The program offers an overview of
the radiation epidemiology field, with
a focus on radiation-related cancer. It
begins with basic radiation physics,
dosimetry, radiation chemistry, and
radiobiology and continues with presentations
on epidemiologic studies of
radiation-exposed populations, including
atomic bomb survivors in Japan,
medically irradiated populations, and
persons with occupational or environmental
radiation exposures. Methods
for quantifying radiation risks, the use
of such information in setting radiation
protection standards, and risk communication
also will be discussed. The
course focuses on ionizing radiation
but also considers nonionizing radiation.
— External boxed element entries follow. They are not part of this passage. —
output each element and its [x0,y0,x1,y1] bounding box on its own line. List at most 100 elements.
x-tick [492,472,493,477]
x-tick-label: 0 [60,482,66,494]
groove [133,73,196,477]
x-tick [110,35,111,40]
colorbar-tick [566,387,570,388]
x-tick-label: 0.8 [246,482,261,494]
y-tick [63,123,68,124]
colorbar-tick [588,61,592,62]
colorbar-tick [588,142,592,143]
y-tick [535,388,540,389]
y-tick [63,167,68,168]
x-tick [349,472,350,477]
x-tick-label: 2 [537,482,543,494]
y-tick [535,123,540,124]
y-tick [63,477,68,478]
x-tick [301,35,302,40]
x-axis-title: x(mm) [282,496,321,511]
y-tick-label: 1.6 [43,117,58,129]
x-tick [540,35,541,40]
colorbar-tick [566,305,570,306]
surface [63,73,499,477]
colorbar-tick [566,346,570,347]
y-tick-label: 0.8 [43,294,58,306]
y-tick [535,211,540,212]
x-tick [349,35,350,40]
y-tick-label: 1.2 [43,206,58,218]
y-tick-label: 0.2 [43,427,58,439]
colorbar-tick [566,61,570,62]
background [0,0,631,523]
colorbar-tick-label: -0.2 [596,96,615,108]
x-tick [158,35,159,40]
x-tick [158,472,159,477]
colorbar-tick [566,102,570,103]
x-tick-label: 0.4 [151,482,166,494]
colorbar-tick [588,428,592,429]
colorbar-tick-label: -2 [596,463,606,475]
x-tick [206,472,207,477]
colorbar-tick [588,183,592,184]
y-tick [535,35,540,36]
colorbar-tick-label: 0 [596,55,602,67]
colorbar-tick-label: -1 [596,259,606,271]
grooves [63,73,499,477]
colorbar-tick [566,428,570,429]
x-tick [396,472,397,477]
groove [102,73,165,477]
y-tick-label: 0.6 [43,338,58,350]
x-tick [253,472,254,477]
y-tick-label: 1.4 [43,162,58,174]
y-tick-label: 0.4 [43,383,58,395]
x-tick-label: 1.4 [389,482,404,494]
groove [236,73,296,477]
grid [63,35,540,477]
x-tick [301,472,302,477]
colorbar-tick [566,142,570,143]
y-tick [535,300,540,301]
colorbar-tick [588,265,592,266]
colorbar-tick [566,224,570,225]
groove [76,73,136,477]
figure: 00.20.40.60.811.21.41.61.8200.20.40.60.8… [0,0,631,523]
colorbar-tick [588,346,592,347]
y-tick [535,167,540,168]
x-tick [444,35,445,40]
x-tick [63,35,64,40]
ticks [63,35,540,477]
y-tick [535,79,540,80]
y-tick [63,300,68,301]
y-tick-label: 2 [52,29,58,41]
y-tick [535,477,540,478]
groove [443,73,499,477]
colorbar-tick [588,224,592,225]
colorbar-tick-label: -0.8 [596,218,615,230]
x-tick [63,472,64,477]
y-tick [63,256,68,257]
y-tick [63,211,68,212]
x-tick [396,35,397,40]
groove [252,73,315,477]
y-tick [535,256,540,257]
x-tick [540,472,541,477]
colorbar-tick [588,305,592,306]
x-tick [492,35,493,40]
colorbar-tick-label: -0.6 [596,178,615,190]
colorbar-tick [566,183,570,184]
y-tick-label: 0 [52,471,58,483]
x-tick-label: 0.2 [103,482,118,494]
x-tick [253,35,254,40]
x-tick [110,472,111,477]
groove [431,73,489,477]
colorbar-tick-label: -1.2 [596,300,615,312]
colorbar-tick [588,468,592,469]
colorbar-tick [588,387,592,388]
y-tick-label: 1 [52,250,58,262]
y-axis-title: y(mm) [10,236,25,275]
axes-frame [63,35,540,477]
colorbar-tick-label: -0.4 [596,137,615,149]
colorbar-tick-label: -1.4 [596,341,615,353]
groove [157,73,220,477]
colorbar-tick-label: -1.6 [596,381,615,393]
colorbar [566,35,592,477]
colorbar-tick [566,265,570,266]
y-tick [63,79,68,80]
Throughout the course, instructors
will stress the importance of radiation
dosimetry in epidemiologic studies
and highlight key methodologic issues,
including challenges in the study of
low-dose effects. Possible new sources
of radiation exposure and their potential
risks will be covered.
For more information on the Radiation
Epidemiology Course, please visit
http://dceg.cancer.gov/epicourse.html.
NCI to Put Partial-Breast Irradiation to the Test
A clinical trial of partial-breast irradiation
(PBI), slated to start in late
summer 2004, will test whether this
technique is equivalent to radiation
treatment of the whole breast.
For early-stage breast cancer, lumpectomy
followed by whole-breast irradiation
(WBI) is an alternative to mastectomy.
But it took 20 years of follow-up data to
establish the scientific basis for lumpectomy.
Now, PBI must be tested with
similar scientific rigor. PBI often involves
approximately one week of radiation
treatment vs. six weeks of daily radiation
for WBI. Since traveling to treatment
may be a hardship for some women,
the shorter duration of PBI is appealing.
"Many women are seeking out this
treatment," said Dr. Paul Wallner of
NCI's Radiation Research Program,
especially since the Food and Drug
Administration (FDA) approved a PBI
device in 2002. The FDA, which based
its decision on a study involving 25
women, declared the apparatus safe.
The agency did not comment on the efficacy of PBI for treating breast cancer.
"We still don't know what types of patients
are best suited to PBI, how much
radiation to use, how much breast tissue
to target, or if the end results will be
equivalent to WBI," said Dr. Wallner.
In the Feb. 4, 2004, Journal of the
National Cancer Institute, Dr. Wallner
and colleagues detail issues that
need to be addressed before PBI can
become standard practice. A clinical
trial dealing with these issues will be
sponsored by NCI's Cancer Therapy
Evaluation Program. Dr. Frank Vicini,
of Michigan's William Beaumont
Hospital, will head the multisite, 2.5-year study of 3,000 women.